かつての伯爵としての自負は、今や縮こまった体に残るのみだった。
「まず、あなたの爵位は剥奪される。シュヴァイン公爵家の婚約者にとっても、ベルナール家の秩序が最優先である」
ヴィクトルは唇をわずかに動かすが、声は出ない。
「なお、今後の生活や資産については、最低限の管理権を残すにとどめる。
ベルナール家の秩序は、当主であるアデリーヌ殿及び、後継者であるリリアーナ嬢の周囲が支える」
ディートリヒの視線は、全ての書類を覆い尽くすように、ヴィクトルを貫いた。
かつて伯爵だと思い込んでいた爵位も、実際は子爵に過ぎなかったことを思い知らされる。
その誤認もまた、彼の心に小さな屈辱と虚しさを刻む。
椅子に腰掛け、重厚な机や整然と並ぶ書類、窓から差し込む淡い光に目をやる。
かつての威厳は失われ、目に映る秩序はもはや自分には届かない別世界のもののように感じられた。
“これが……私の、今の立場……か……”
自らが信じてきた誇りと、世間から称された伯爵の名誉。
それらは全て、幻に過ぎなかったことを突きつけられる。
椅子の背もたれに肩を預け、手は机の縁にかろうじて置かれる。
指先は微かに震え、視線は床から逃れられず、身体のすべてが重苦しい現実に押し潰されていることを示す。
書類が手渡され、処理が終わると、ベルナール家の家門は、後継者リリアーナ嬢と宰相ディートリヒの掌に完全に収まったのだった。
静まり返る大広間。
光は窓から淡く差し込み、重厚な家具と書類が、整然と並んだ空間に静かな威厳を与える。

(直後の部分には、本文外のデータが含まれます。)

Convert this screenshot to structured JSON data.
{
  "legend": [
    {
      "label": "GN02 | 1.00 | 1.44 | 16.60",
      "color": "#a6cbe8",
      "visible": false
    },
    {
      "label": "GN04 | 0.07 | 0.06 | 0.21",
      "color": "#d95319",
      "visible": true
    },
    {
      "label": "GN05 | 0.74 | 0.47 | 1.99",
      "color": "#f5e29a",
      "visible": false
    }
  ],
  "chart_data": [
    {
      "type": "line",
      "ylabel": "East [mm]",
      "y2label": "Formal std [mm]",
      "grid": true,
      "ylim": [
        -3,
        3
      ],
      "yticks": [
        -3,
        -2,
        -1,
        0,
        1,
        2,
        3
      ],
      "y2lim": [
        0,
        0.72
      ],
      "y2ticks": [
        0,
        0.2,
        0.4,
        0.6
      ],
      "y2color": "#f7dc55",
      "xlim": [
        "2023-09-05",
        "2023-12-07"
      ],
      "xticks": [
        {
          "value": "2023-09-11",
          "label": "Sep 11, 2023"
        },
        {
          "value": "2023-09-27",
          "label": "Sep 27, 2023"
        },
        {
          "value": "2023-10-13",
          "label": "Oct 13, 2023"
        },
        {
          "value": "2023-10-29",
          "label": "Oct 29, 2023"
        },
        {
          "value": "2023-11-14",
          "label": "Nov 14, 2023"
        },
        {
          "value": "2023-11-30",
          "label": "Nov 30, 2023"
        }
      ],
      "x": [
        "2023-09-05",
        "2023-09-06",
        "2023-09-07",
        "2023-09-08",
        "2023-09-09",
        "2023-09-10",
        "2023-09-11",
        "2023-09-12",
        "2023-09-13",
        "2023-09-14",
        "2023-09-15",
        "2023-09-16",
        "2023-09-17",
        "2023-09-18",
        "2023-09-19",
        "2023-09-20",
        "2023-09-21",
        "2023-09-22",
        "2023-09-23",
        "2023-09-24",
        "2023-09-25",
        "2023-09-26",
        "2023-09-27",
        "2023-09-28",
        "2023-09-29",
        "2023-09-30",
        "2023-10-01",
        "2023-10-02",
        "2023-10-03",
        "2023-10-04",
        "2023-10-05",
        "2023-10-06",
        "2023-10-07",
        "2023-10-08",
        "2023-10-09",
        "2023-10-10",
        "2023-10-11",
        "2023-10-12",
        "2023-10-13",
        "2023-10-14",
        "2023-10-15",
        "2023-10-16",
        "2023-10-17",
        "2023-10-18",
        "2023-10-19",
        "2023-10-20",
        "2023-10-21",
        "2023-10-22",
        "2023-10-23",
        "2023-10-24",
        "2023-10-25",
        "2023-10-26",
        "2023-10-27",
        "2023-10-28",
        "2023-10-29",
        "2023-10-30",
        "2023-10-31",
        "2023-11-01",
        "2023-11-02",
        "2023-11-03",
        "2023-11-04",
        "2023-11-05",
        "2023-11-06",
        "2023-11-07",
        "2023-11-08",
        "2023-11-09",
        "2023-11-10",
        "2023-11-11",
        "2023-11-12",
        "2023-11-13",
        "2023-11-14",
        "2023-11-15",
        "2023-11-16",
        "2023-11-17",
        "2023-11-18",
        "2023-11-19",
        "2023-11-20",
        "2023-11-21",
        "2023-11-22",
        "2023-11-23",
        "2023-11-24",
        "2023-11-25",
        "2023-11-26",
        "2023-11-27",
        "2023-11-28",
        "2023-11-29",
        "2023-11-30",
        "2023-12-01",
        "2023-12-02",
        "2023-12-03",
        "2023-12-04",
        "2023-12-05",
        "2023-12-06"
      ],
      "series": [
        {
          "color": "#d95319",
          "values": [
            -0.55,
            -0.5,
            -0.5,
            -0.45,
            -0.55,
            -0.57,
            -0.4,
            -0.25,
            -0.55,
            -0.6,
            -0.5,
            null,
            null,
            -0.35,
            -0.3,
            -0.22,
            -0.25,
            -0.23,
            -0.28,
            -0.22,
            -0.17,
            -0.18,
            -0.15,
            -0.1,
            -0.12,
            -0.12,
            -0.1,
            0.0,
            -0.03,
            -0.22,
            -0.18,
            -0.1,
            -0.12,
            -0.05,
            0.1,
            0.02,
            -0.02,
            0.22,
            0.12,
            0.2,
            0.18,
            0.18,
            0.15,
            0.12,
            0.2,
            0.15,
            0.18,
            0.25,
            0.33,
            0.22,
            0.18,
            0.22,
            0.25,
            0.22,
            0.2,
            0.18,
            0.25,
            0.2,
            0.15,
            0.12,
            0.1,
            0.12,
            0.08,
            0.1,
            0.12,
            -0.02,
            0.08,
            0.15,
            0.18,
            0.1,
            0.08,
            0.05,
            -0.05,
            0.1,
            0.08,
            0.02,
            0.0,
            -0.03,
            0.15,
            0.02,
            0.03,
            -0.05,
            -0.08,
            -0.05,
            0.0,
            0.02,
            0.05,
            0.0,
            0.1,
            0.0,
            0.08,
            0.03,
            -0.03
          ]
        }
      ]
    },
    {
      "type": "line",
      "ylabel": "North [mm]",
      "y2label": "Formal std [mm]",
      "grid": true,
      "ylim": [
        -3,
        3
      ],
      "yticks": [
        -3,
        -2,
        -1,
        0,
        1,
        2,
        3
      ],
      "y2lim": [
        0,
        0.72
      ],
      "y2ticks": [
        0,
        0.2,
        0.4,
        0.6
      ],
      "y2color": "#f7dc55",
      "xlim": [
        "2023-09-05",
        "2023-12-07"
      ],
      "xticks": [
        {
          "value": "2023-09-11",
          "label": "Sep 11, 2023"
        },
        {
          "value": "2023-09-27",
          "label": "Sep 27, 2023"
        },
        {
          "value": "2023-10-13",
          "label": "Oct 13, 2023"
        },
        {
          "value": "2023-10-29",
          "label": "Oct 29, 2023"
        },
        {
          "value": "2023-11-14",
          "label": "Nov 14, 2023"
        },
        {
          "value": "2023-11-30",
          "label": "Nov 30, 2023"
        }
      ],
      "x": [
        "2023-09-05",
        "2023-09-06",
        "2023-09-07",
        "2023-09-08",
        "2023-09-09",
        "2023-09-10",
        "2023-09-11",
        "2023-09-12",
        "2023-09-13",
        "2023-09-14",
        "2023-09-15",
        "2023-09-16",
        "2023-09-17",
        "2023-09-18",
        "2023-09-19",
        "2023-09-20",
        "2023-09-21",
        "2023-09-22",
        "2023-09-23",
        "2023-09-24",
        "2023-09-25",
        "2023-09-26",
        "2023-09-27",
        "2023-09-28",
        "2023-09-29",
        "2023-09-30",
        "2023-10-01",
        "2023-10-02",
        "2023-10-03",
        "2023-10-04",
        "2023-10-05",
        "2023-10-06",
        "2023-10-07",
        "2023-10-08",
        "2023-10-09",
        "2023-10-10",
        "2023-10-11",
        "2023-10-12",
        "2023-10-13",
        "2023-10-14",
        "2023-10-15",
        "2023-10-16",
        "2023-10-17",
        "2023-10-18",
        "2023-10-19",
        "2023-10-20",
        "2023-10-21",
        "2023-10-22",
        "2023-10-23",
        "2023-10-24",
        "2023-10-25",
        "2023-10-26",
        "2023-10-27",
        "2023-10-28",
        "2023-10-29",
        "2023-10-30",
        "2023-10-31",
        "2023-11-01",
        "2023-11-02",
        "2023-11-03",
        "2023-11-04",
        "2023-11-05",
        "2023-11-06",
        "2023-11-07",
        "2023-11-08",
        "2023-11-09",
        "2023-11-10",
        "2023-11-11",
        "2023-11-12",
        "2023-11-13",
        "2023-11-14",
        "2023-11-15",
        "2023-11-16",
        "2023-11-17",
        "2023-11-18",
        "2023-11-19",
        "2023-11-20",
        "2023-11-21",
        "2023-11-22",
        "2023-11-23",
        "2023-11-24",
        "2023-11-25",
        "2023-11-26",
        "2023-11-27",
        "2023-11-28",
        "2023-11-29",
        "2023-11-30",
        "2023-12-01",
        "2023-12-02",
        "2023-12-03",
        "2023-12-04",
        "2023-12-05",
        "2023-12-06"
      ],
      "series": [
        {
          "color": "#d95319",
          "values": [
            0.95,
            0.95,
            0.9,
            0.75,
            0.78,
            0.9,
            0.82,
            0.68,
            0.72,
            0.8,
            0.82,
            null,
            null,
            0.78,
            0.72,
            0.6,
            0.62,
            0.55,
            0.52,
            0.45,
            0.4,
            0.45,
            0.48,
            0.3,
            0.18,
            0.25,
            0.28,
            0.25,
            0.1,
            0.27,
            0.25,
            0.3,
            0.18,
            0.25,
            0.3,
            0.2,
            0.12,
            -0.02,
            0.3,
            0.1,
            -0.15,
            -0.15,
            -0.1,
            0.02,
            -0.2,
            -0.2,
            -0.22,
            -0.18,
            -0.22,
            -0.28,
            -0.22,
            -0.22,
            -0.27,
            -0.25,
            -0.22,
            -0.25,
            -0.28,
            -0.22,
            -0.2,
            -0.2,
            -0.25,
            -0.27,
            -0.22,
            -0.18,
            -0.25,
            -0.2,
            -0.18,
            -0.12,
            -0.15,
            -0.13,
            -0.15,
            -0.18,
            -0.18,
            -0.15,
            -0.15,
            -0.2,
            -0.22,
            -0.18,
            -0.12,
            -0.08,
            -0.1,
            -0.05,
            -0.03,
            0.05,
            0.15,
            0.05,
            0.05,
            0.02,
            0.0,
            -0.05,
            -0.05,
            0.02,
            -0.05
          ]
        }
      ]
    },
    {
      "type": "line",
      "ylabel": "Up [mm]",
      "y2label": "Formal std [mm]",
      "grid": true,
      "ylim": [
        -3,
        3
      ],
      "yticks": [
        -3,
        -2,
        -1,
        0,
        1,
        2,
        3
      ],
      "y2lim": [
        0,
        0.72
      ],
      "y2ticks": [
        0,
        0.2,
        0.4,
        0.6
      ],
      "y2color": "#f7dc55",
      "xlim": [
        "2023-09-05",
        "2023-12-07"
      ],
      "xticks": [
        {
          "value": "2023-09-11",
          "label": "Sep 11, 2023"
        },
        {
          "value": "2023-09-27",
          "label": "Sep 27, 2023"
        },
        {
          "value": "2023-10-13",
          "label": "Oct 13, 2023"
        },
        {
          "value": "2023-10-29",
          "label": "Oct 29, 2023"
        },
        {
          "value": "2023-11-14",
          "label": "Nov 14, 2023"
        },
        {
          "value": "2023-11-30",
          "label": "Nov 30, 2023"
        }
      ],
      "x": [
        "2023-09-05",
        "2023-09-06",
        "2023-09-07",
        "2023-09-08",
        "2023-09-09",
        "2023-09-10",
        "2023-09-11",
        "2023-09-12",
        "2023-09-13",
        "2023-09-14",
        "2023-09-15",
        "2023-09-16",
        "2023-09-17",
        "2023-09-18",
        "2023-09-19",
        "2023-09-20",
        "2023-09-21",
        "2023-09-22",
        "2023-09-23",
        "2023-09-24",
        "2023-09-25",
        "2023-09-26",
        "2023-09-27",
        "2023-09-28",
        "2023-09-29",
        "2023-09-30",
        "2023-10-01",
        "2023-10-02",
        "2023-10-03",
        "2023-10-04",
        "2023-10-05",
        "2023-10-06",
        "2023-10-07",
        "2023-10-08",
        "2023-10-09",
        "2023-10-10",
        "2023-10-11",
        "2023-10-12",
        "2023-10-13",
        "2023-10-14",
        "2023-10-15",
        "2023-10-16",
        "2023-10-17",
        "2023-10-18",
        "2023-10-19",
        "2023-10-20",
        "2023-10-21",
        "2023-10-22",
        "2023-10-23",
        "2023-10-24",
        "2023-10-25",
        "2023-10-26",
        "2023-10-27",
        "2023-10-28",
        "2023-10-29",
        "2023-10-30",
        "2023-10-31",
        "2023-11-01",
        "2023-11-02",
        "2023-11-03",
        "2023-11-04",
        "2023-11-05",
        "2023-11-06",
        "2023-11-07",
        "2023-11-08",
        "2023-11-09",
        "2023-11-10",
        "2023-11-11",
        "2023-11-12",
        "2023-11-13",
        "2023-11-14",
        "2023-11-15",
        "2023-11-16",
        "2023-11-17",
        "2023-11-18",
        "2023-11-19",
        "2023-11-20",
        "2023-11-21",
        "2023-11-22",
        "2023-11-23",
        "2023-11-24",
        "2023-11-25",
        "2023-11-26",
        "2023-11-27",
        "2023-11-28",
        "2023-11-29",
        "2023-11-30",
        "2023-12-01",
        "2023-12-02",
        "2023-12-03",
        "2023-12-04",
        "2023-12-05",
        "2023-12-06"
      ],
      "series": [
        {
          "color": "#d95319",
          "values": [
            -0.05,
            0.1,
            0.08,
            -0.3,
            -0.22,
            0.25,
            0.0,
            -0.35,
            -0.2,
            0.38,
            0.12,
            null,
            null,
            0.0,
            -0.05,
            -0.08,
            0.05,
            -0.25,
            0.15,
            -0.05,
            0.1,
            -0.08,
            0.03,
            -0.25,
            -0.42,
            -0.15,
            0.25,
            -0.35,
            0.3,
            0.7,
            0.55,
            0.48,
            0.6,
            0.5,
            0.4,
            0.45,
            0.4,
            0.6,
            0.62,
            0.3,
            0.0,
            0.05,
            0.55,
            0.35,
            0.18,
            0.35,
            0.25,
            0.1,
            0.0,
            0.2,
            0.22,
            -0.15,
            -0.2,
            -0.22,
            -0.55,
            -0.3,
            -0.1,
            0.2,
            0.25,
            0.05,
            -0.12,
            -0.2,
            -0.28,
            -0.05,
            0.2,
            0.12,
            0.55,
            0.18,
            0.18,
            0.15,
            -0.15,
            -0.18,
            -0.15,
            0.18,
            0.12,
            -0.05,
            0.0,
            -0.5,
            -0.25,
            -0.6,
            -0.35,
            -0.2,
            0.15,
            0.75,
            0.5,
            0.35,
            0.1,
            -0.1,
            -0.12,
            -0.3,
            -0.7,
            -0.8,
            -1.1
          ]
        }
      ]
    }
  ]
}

家門の秩序が揺らぐことなく確立されたその瞬間、空気は凛と張り詰め、誰もがその冷徹で揺るぎない支配を、無言のうちに認めるしかなかった。
ヴィクトルは椅子に座したまま、肩を落とし、掌を机に置き、視線は虚ろに床を這う。
かつての威厳も誇りも、今は完全に消え失せ、ただ冷徹な現実と自身の無力さが胸に圧し掛かるだけだった。